There were 52 arrests. Washington Mayor Muriel Bowser ordered a 6 pm-6 am curfew.
Despite Trump’s incitement and the subsequent violence, 122 of 211 House Republicans continued to support his refusal of President-elect Biden. Six of the GOP’s 50 Senators, including 2016 Presidential candidate Ted Cruz, pursued the effort.
Twelve Senators, including Cruz and Sen. Josh Hawley, and more than 140 GOP Representatives had said they would object to certification of Biden’s 306-232 Electoral College triumph.
Objections interrupted the process, forcing recesses separate debates for Senators and Representatives. The joint session is ongoing at 2 a.m.
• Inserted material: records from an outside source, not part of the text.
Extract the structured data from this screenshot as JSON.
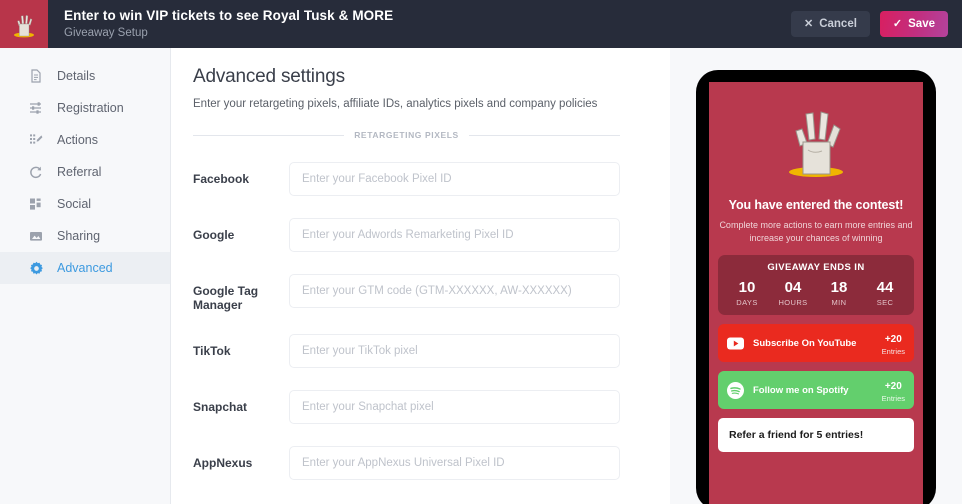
{
  "topbar": {
    "title": "Enter to win VIP tickets to see Royal Tusk & MORE",
    "subtitle": "Giveaway Setup",
    "cancel_label": "Cancel",
    "cancel_icon": "close-x-icon",
    "save_label": "Save",
    "save_icon": "check-icon",
    "logo_icon": "zombie-hand-logo",
    "bg_color": "#272c3a",
    "save_gradient_from": "#d81f60",
    "save_gradient_to": "#b3439c"
  },
  "sidebar": {
    "items": [
      {
        "label": "Details",
        "icon": "document-icon",
        "active": false
      },
      {
        "label": "Registration",
        "icon": "sliders-icon",
        "active": false
      },
      {
        "label": "Actions",
        "icon": "tasks-pen-icon",
        "active": false
      },
      {
        "label": "Referral",
        "icon": "refresh-icon",
        "active": false
      },
      {
        "label": "Social",
        "icon": "grid-icon",
        "active": false
      },
      {
        "label": "Sharing",
        "icon": "image-icon",
        "active": false
      },
      {
        "label": "Advanced",
        "icon": "gear-icon",
        "active": true
      }
    ],
    "active_color": "#3d9ae0"
  },
  "main": {
    "title": "Advanced settings",
    "subtitle": "Enter your retargeting pixels, affiliate IDs, analytics pixels and company policies",
    "section_label": "RETARGETING PIXELS",
    "fields": [
      {
        "label": "Facebook",
        "placeholder": "Enter your Facebook Pixel ID",
        "value": ""
      },
      {
        "label": "Google",
        "placeholder": "Enter your Adwords Remarketing Pixel ID",
        "value": ""
      },
      {
        "label": "Google Tag Manager",
        "placeholder": "Enter your GTM code (GTM-XXXXXX, AW-XXXXXX)",
        "value": ""
      },
      {
        "label": "TikTok",
        "placeholder": "Enter your TikTok pixel",
        "value": ""
      },
      {
        "label": "Snapchat",
        "placeholder": "Enter your Snapchat pixel",
        "value": ""
      },
      {
        "label": "AppNexus",
        "placeholder": "Enter your AppNexus Universal Pixel ID",
        "value": ""
      }
    ]
  },
  "preview": {
    "bg_color": "#b8394e",
    "hero_image": "zombie-hand-illustration",
    "hero_title": "You have entered the contest!",
    "hero_subtitle": "Complete more actions to earn more entries and increase your chances of winning",
    "countdown": {
      "title": "GIVEAWAY ENDS IN",
      "cells": [
        {
          "value": "10",
          "label": "DAYS"
        },
        {
          "value": "04",
          "label": "HOURS"
        },
        {
          "value": "18",
          "label": "MIN"
        },
        {
          "value": "44",
          "label": "SEC"
        }
      ]
    },
    "actions": [
      {
        "label": "Subscribe On YouTube",
        "icon": "youtube-icon",
        "points": "+20",
        "points_label": "Entries",
        "color": "#ea2a1f"
      },
      {
        "label": "Follow me on Spotify",
        "icon": "spotify-icon",
        "points": "+20",
        "points_label": "Entries",
        "color": "#63cf6d"
      }
    ],
    "refer_label": "Refer a friend for 5 entries!"
  }
}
Biden: “Assault on Liberty”
Speaking soon after the invasion of the Capitol, President-elect Biden denounced “an assault on the citadel of liberty”, noting that Trump had stoked his supporters with lies and disinformation about the November election.
Biden forcefully depicted “a dark moment” in US history, appealed for calm, and held Trump accountable:
At their best, the words of a president can inspire. At their worst, they can incite.
This is not dissent. It’s disorder. It’s chaos. It borders on sedition and it must end now.
In contrast, Donald Trump embraced the attack. In a recorded video issued after Biden’s statement, he called on his supporters to “go home”. But he continued, “We love you. You’re very special people.”
Both Twitter and Facebook removed Trump’s video. For the first time, the platforms locked Trump’s account, and Twitter — which has previously flagged Trump’s tweets for disinformation — deleted some of them entirely.
To storm the Capitol. To smash windows, occupy offices. The floor of the United States Senate, rummaging through desks. On the Capitol, on the House of Representatives, threatening the safety of duly elected officials. It’s not protest. It’s insurrection….
The work of the moment and the work of the next four years must be the restoration of democracy, of decency, honor, respect, the rule of law….
We must step up.
Soon after Biden spoke, Democratic control of the Senate for the next two years was confirmed.
In two run-off elections in Georgia, Democrats Raphael Warnock and Jon Ossoff defeated incumbent Sens. Kelly Loeffler and David Perdue respectively.
The new Senate is 50-50, with incoming Vice President Kamala Harris as the deciding vote.